I would like to know if my following solution to a problem is valid or not.

**Problem:**

If $S$ is a sphere and $F$ satisfies the hypotheses of Stokes' theorem, show that $$\iint_{S}F\cdot ds =0.$$

**Solution:**

Stokes' theorem claims that if we "cap off" the curve $C$ by any surface $S$ (with appropriate orientation) then the line integral can be computed in terms of the curl. Solving mathematically, let $S$ be the surface of the sphere and be bounded by a curve $C$ and let $\vec F$ be the vector field which satisfies Stokes' theorem. Then, for every closed path $\int_{C}^{} \vec F \cdot \vec dr = 0$ because $\vec F$ is a conservative vector field in Stokes' theorem. Hence by Stokes' theorem we get $\int_{C}^{} \vec F \cdot \vec dr = \int_{}^{}\int_{S}^{} \vec F \cdot \vec ds = 0$ (from the definition of conservative field.)
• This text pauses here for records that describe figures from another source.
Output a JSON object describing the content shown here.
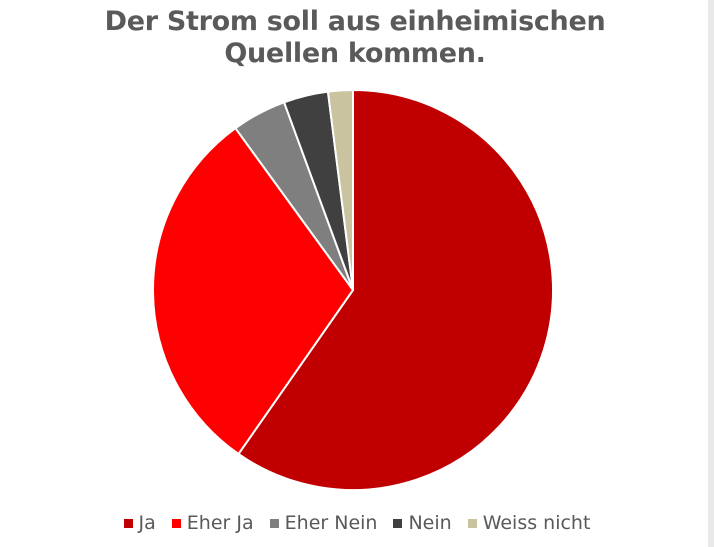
{
  "chart_data": {
    "type": "pie",
    "title_lines": [
      "Der Strom soll aus einheimischen",
      "Quellen kommen."
    ],
    "categories": [
      "Ja",
      "Eher Ja",
      "Eher Nein",
      "Nein",
      "Weiss nicht"
    ],
    "values": [
      59.7,
      30.3,
      4.4,
      3.6,
      2.0
    ],
    "colors": [
      "#c00000",
      "#ff0000",
      "#7f7f7f",
      "#404040",
      "#c9c3a0"
    ],
    "start": "12 o'clock",
    "direction": "clockwise",
    "legend_position": "bottom"
  }
}
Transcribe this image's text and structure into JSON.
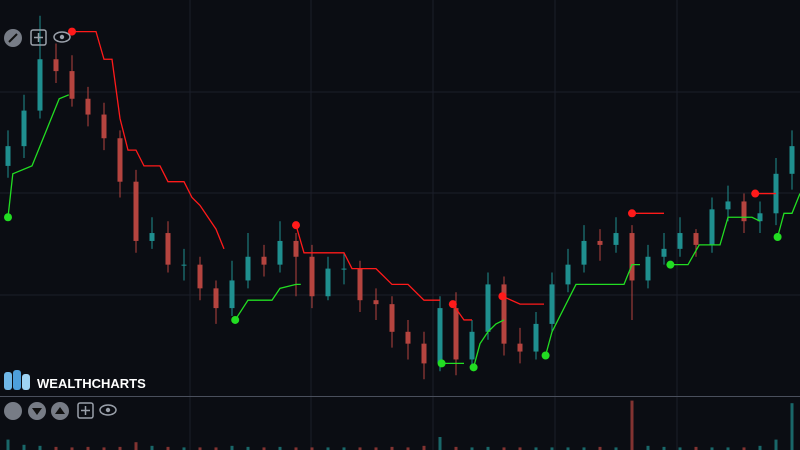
{
  "logo": "WEALTHCHARTS",
  "chart_data": {
    "type": "candlestick",
    "xlim": [
      -0.5,
      49.5
    ],
    "ylim": [
      0,
      100
    ],
    "up_color": "#1f8f8f",
    "down_color": "#b5443f",
    "open": [
      58,
      63,
      72,
      85,
      82,
      75,
      71,
      65,
      54,
      39,
      41,
      33,
      33,
      27,
      22,
      29,
      35,
      33,
      39,
      35,
      25,
      32,
      32,
      24,
      23,
      16,
      13,
      8,
      22,
      9,
      16,
      28,
      13,
      11,
      18,
      28,
      33,
      39,
      38,
      41,
      29,
      35,
      37,
      41,
      38,
      47,
      49,
      44,
      46,
      56
    ],
    "high": [
      67,
      76,
      96,
      89,
      86,
      78,
      74,
      67,
      57,
      45,
      44,
      37,
      35,
      29,
      34,
      41,
      38,
      44,
      41,
      38,
      35,
      36,
      34,
      27,
      25,
      19,
      16,
      25,
      26,
      19,
      31,
      30,
      17,
      21,
      31,
      37,
      43,
      42,
      45,
      43,
      38,
      41,
      45,
      42,
      50,
      53,
      51,
      49,
      60,
      67
    ],
    "low": [
      55,
      60,
      70,
      79,
      73,
      68,
      62,
      50,
      36,
      37,
      31,
      29,
      24,
      18,
      20,
      27,
      30,
      31,
      25,
      22,
      24,
      28,
      21,
      19,
      12,
      9,
      4,
      6,
      5,
      7,
      14,
      10,
      8,
      9,
      16,
      26,
      31,
      34,
      36,
      19,
      27,
      33,
      35,
      35,
      36,
      44,
      41,
      41,
      43,
      52
    ],
    "close": [
      63,
      72,
      85,
      82,
      75,
      71,
      65,
      54,
      39,
      41,
      33,
      33,
      27,
      22,
      29,
      35,
      33,
      39,
      35,
      25,
      32,
      32,
      24,
      23,
      16,
      13,
      8,
      22,
      9,
      16,
      28,
      13,
      11,
      18,
      28,
      33,
      39,
      38,
      41,
      29,
      35,
      37,
      41,
      38,
      47,
      49,
      44,
      46,
      56,
      63
    ],
    "series": [
      {
        "type": "line",
        "color": "#22dd22",
        "x": [
          0,
          0.3,
          1.5,
          2,
          2.5,
          3.2,
          3.8,
          null,
          14.2,
          15,
          16.5,
          17,
          18,
          18.3,
          null,
          27.1,
          28.5,
          null,
          29.1,
          29.5,
          30,
          30.5,
          31,
          null,
          33.6,
          34,
          35,
          35.5,
          38.5,
          39,
          39.5,
          null,
          41.4,
          42.5,
          43.2,
          44.5,
          45,
          46.5,
          47,
          null,
          48.1,
          48.5,
          49,
          49.5
        ],
        "values": [
          45,
          56,
          58,
          63,
          68,
          75,
          76,
          null,
          19,
          24,
          24,
          27,
          28,
          28,
          null,
          8,
          8,
          null,
          7,
          13,
          16,
          18,
          19,
          null,
          10,
          16,
          24,
          28,
          28,
          33,
          33,
          null,
          33,
          33,
          38,
          38,
          45,
          45,
          44,
          null,
          40,
          46,
          46,
          51
        ]
      },
      {
        "type": "line",
        "color": "#ff1a1a",
        "x": [
          4,
          5.5,
          6,
          6.5,
          7,
          7.5,
          8,
          8.5,
          9.5,
          10,
          11,
          11.5,
          12,
          13,
          13.5,
          null,
          18,
          18.5,
          21,
          21.5,
          23,
          24,
          25,
          26,
          27,
          null,
          27.8,
          28.5,
          29,
          null,
          30.9,
          32,
          33.5,
          null,
          39,
          41,
          null,
          46.7,
          48
        ],
        "values": [
          92,
          92,
          85,
          85,
          70,
          62,
          62,
          58,
          58,
          54,
          54,
          50,
          48,
          42,
          37,
          null,
          43,
          36,
          36,
          32,
          32,
          28,
          28,
          24,
          24,
          null,
          23,
          19,
          19,
          null,
          25,
          23,
          23,
          null,
          46,
          46,
          null,
          51,
          51
        ]
      }
    ],
    "volume": {
      "ylim": [
        0,
        100
      ],
      "values": [
        20,
        10,
        8,
        6,
        5,
        6,
        5,
        6,
        15,
        8,
        6,
        5,
        5,
        5,
        8,
        6,
        5,
        6,
        5,
        5,
        5,
        5,
        5,
        5,
        6,
        5,
        8,
        25,
        6,
        5,
        6,
        5,
        5,
        5,
        5,
        5,
        5,
        6,
        5,
        95,
        8,
        6,
        5,
        6,
        5,
        5,
        5,
        8,
        20,
        90
      ]
    }
  }
}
I have cross-posted this question here and here:
http://math.stackexchange.com/questions/740899/validity-of-following-solution
Validity of following solution - Math Help Forum

 

[I like Serena]

I would like to know if my following solution to a problem is valid or not.

**Problem:**

If $S$ is a sphere and $F$ satisfies the hypotheses of Stokes' theorem, show that $$\iint_{S}F\cdot ds =0.$$

**Solution:**

Stokes' theorem claims that if we "cap off" the curve $C$ by any surface $S$ (with appropriate orientation) then the line integral can be computed in terms of the curl. Solving mathematically, let $S$ be the surface of the sphere and be bounded by a curve $C$ and let $\vec F$ be the vector field which satisfies Stokes' theorem. Then, for every closed path $\int_{C}^{} \vec F \cdot \vec dr = 0$ because $\vec F$ is a conservative vector field in Stokes' theorem. Hence by Stokes' theorem we get $\int_{C}^{} \vec F \cdot \vec dr = \int_{}^{}\int_{S}^{} \vec F \cdot \vec ds = 0$ (from the definition of conservative field.)

I have cross-posted this question here and here:
http://math.stackexchange.com/questions/740899/validity-of-following-solution
Validity of following solution - Math Help Forum

Hi kalish!

Your problem statement does not seem to be quite correct.

If $S$ is a sphere it would not be a capped off closed curve.
In other words, Stokes would not apply.

Perhaps Gauss's theorem is intended?
$$\iint_{\partial V} F \cdot dS = \iiint_V \nabla\cdot F dV$$Furthermore, can you clarify what you mean by the hypotheses of Stokes' theorem?
The only thing I can think of, is the condition of Stokes' theorem that says that the curl of the vector field must be properly defined on the surface.

Either way, something more must have been intended, otherwise the integral would not be guaranteed to be zero.